Membrane potential modulates release of tumor necrosis factor in lipopolysaccharide-stimulated mouse macrophages.

Lipopolysaccharide (LPS)-mediated synthesis of macrophage gene products such as tumor necrosis factor (TNF) is controlled by different signaling pathways. We investigated intracellular free Ca2+ (Ca2+ic) and the membrane potential as early cellular responses to LPS and their role in the synthesis and release of TNF. In peritoneal macrophages and in the RAW 269 mouse macrophage cell line, LPS and its biologically active moiety lipid A stimulated TNF synthesis but exerted no significant effects on these early cellular responses using Fura-2/Indo-1 to measure Ca2+ic and bis-oxonol, as well as the patch-clamp technique to monitor membrane potential. In contrast, the platelet-activating factor transiently induced both an increase in Ca2+ic and cell membrane depolarization but no significant TNF release. Increased extracellular K+ concentrations or K(+)-channel blockers, such as quinine, tetraethylammonium, or barium chloride, inhibited the LPS-stimulated release of TNF alpha, as well as the accumulation of cell-associated TNF alpha as found by enzyme-linked immunosorbent assay analysis, but did not inhibit TNF alpha mRNA accumulation.
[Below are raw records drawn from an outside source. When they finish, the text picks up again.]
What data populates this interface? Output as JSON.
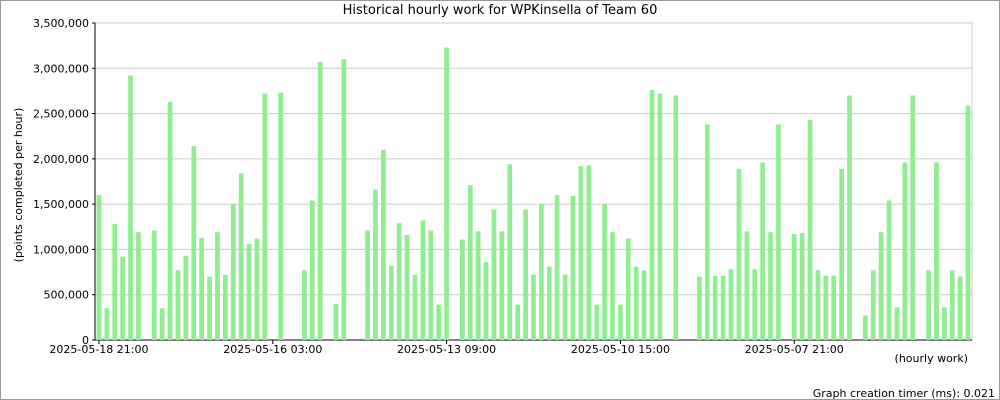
{
  "chart_data": {
    "type": "bar",
    "title": "Historical hourly work for WPKinsella of Team 60",
    "y_label": "(points completed per hour)",
    "x_label": "(hourly work)",
    "footer": "Graph creation timer (ms): 0.021",
    "color": "#90ee90",
    "grid": true,
    "ylim": [
      0,
      3500000
    ],
    "yticks": [
      0,
      {
        "value": 500000,
        "label": "500,000"
      },
      {
        "value": 1000000,
        "label": "1,000,000"
      },
      {
        "value": 1500000,
        "label": "1,500,000"
      },
      {
        "value": 2000000,
        "label": "2,000,000"
      },
      {
        "value": 2500000,
        "label": "2,500,000"
      },
      {
        "value": 3000000,
        "label": "3,000,000"
      },
      {
        "value": 3500000,
        "label": "3,500,000"
      }
    ],
    "categories": [
      "2025-05-18 21:00",
      null,
      null,
      null,
      null,
      null,
      null,
      null,
      null,
      null,
      null,
      null,
      null,
      null,
      null,
      null,
      null,
      null,
      null,
      null,
      null,
      null,
      "2025-05-16 03:00",
      null,
      null,
      null,
      null,
      null,
      null,
      null,
      null,
      null,
      null,
      null,
      null,
      null,
      null,
      null,
      null,
      null,
      null,
      null,
      null,
      null,
      "2025-05-13 09:00",
      null,
      null,
      null,
      null,
      null,
      null,
      null,
      null,
      null,
      null,
      null,
      null,
      null,
      null,
      null,
      null,
      null,
      null,
      null,
      null,
      null,
      "2025-05-10 15:00",
      null,
      null,
      null,
      null,
      null,
      null,
      null,
      null,
      null,
      null,
      null,
      null,
      null,
      null,
      null,
      null,
      null,
      null,
      null,
      null,
      null,
      "2025-05-07 21:00",
      null,
      null,
      null,
      null,
      null,
      null,
      null,
      null,
      null,
      null,
      null,
      null,
      null,
      null,
      null,
      null,
      null,
      null,
      null,
      null,
      null,
      null
    ],
    "values": [
      1600000,
      350000,
      1280000,
      920000,
      2920000,
      1190000,
      null,
      1210000,
      350000,
      2630000,
      770000,
      930000,
      2140000,
      1130000,
      700000,
      1190000,
      720000,
      1500000,
      1840000,
      1060000,
      1120000,
      2720000,
      null,
      2730000,
      null,
      null,
      770000,
      1540000,
      3070000,
      null,
      400000,
      3100000,
      null,
      null,
      1210000,
      1660000,
      2100000,
      820000,
      1290000,
      1160000,
      720000,
      1320000,
      1210000,
      390000,
      3230000,
      null,
      1110000,
      1710000,
      1200000,
      860000,
      1440000,
      1200000,
      1940000,
      390000,
      1440000,
      720000,
      1500000,
      810000,
      1600000,
      720000,
      1590000,
      1920000,
      1930000,
      390000,
      1500000,
      1190000,
      390000,
      1120000,
      810000,
      770000,
      2760000,
      2720000,
      null,
      2700000,
      null,
      null,
      700000,
      2380000,
      710000,
      710000,
      780000,
      1890000,
      1200000,
      780000,
      1960000,
      1190000,
      2380000,
      null,
      1170000,
      1180000,
      2430000,
      770000,
      710000,
      710000,
      1890000,
      2700000,
      null,
      270000,
      770000,
      1190000,
      1540000,
      360000,
      1960000,
      2700000,
      null,
      770000,
      1960000,
      360000,
      770000,
      700000,
      2590000
    ]
  }
}
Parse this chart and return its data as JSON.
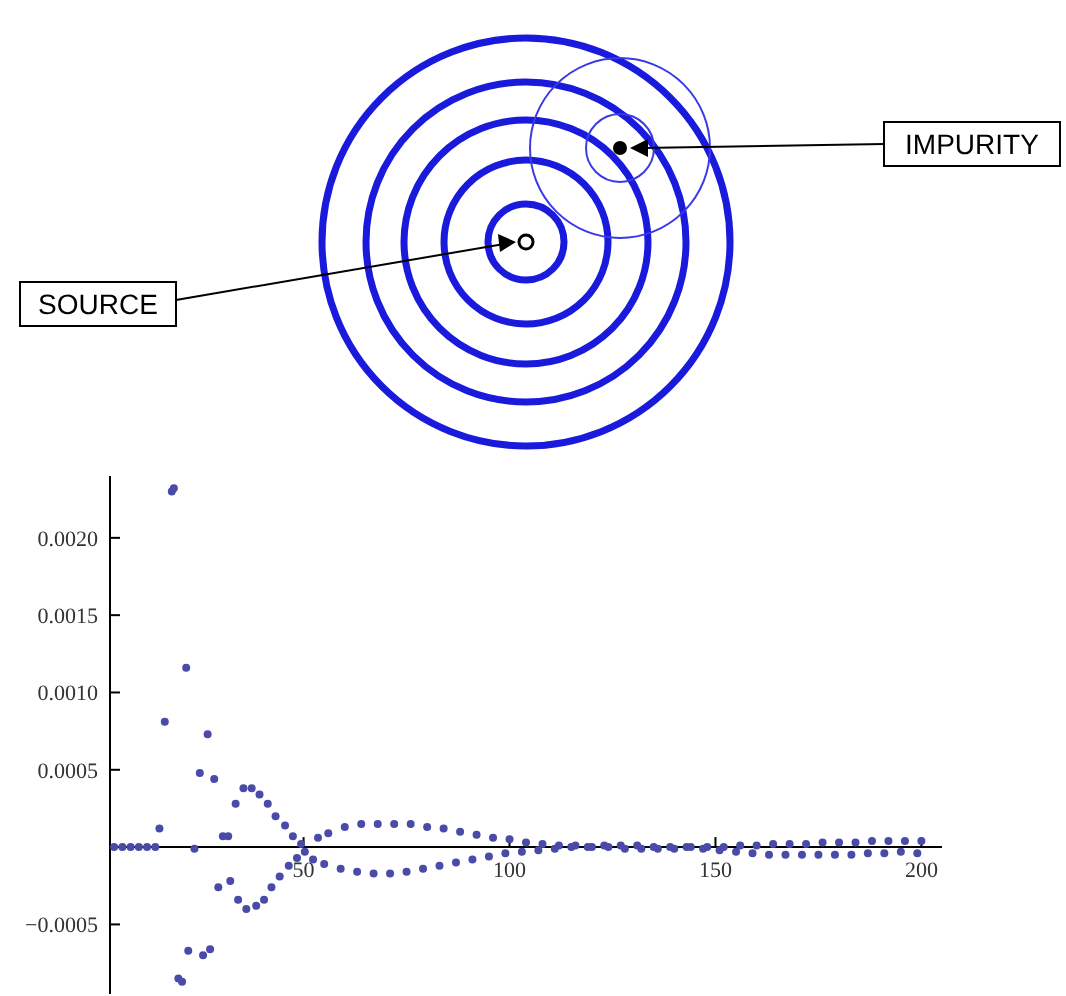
{
  "chart_data": {
    "type": "scatter",
    "annotations": [
      "SOURCE",
      "IMPURITY"
    ],
    "xlim": [
      3,
      205
    ],
    "ylim": [
      -0.00095,
      0.0024
    ],
    "xticks": [
      50,
      100,
      150,
      200
    ],
    "yticks": [
      {
        "value": -0.0005,
        "label": "−0.0005"
      },
      {
        "value": 0.0005,
        "label": "0.0005"
      },
      {
        "value": 0.001,
        "label": "0.0010"
      },
      {
        "value": 0.0015,
        "label": "0.0015"
      },
      {
        "value": 0.002,
        "label": "0.0020"
      }
    ],
    "marker": "circle",
    "grid": false,
    "series": [
      {
        "color": "#4a4aa8",
        "x": [
          4,
          6,
          8,
          10,
          12,
          14,
          15,
          16.3,
          18,
          18.5,
          19.6,
          20.5,
          21.5,
          22,
          23.5,
          24.8,
          25.6,
          26.7,
          27.3,
          28.3,
          29.3,
          30.4,
          31.7,
          32.2,
          33.5,
          34.1,
          35.4,
          36.1,
          37.4,
          38.5,
          39.3,
          40.4,
          41.3,
          42.2,
          43.2,
          44.2,
          45.5,
          46.4,
          47.4,
          48.4,
          49.4,
          50.3,
          52.3,
          53.5
        ],
        "values": [
          0,
          0,
          0,
          0,
          0,
          0,
          0.00012,
          0.00081,
          0.0023,
          0.00232,
          -0.00085,
          -0.00087,
          0.00116,
          -0.00067,
          -1e-05,
          0.00048,
          -0.0007,
          0.00073,
          -0.00066,
          0.00044,
          -0.00026,
          7e-05,
          7e-05,
          -0.00022,
          0.00028,
          -0.00034,
          0.00038,
          -0.0004,
          0.00038,
          -0.00038,
          0.00034,
          -0.00034,
          0.00028,
          -0.00026,
          0.0002,
          -0.00019,
          0.00014,
          -0.00012,
          7e-05,
          -7e-05,
          2e-05,
          -3e-05,
          -8e-05,
          6e-05
        ]
      },
      {
        "color": "#4a4aa8",
        "x": [
          56,
          60,
          64,
          68,
          72,
          76,
          80,
          84,
          88,
          92,
          96,
          100,
          104,
          108,
          112,
          116,
          120,
          124,
          128,
          132,
          136,
          140,
          144,
          148,
          152,
          156,
          160,
          164,
          168,
          172,
          176,
          180,
          184,
          188,
          192,
          196,
          200
        ],
        "values": [
          9e-05,
          0.00013,
          0.00015,
          0.00015,
          0.00015,
          0.00015,
          0.00013,
          0.00012,
          0.0001,
          8e-05,
          6e-05,
          5e-05,
          3e-05,
          2e-05,
          1e-05,
          1e-05,
          0,
          0,
          -1e-05,
          -1e-05,
          -1e-05,
          -1e-05,
          0,
          0,
          0,
          1e-05,
          1e-05,
          2e-05,
          2e-05,
          2e-05,
          3e-05,
          3e-05,
          3e-05,
          4e-05,
          4e-05,
          4e-05,
          4e-05
        ]
      },
      {
        "color": "#4a4aa8",
        "x": [
          55,
          59,
          63,
          67,
          71,
          75,
          79,
          83,
          87,
          91,
          95,
          99,
          103,
          107,
          111,
          115,
          119,
          123,
          127,
          131,
          135,
          139,
          143,
          147,
          151,
          155,
          159,
          163,
          167,
          171,
          175,
          179,
          183,
          187,
          191,
          195,
          199
        ],
        "values": [
          -0.00011,
          -0.00014,
          -0.00016,
          -0.00017,
          -0.00017,
          -0.00016,
          -0.00014,
          -0.00012,
          -0.0001,
          -8e-05,
          -6e-05,
          -4e-05,
          -3e-05,
          -2e-05,
          -1e-05,
          0,
          0,
          1e-05,
          1e-05,
          1e-05,
          0,
          0,
          0,
          -1e-05,
          -2e-05,
          -3e-05,
          -4e-05,
          -5e-05,
          -5e-05,
          -5e-05,
          -5e-05,
          -5e-05,
          -5e-05,
          -4e-05,
          -4e-05,
          -3e-05,
          -4e-05
        ]
      }
    ]
  }
}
Concentrations of quinine (greater than 125 microM) or of enhanced extracellular K+ (25-85 mM) required to inhibit TNF production both significantly depolarized macrophages. These results indicate a lack of ion transport activities as early cellular responses of macrophages to LPS but suggest an important regulatory role of the membrane potential on the posttranscriptional synthesis and release of TNF in macrophages.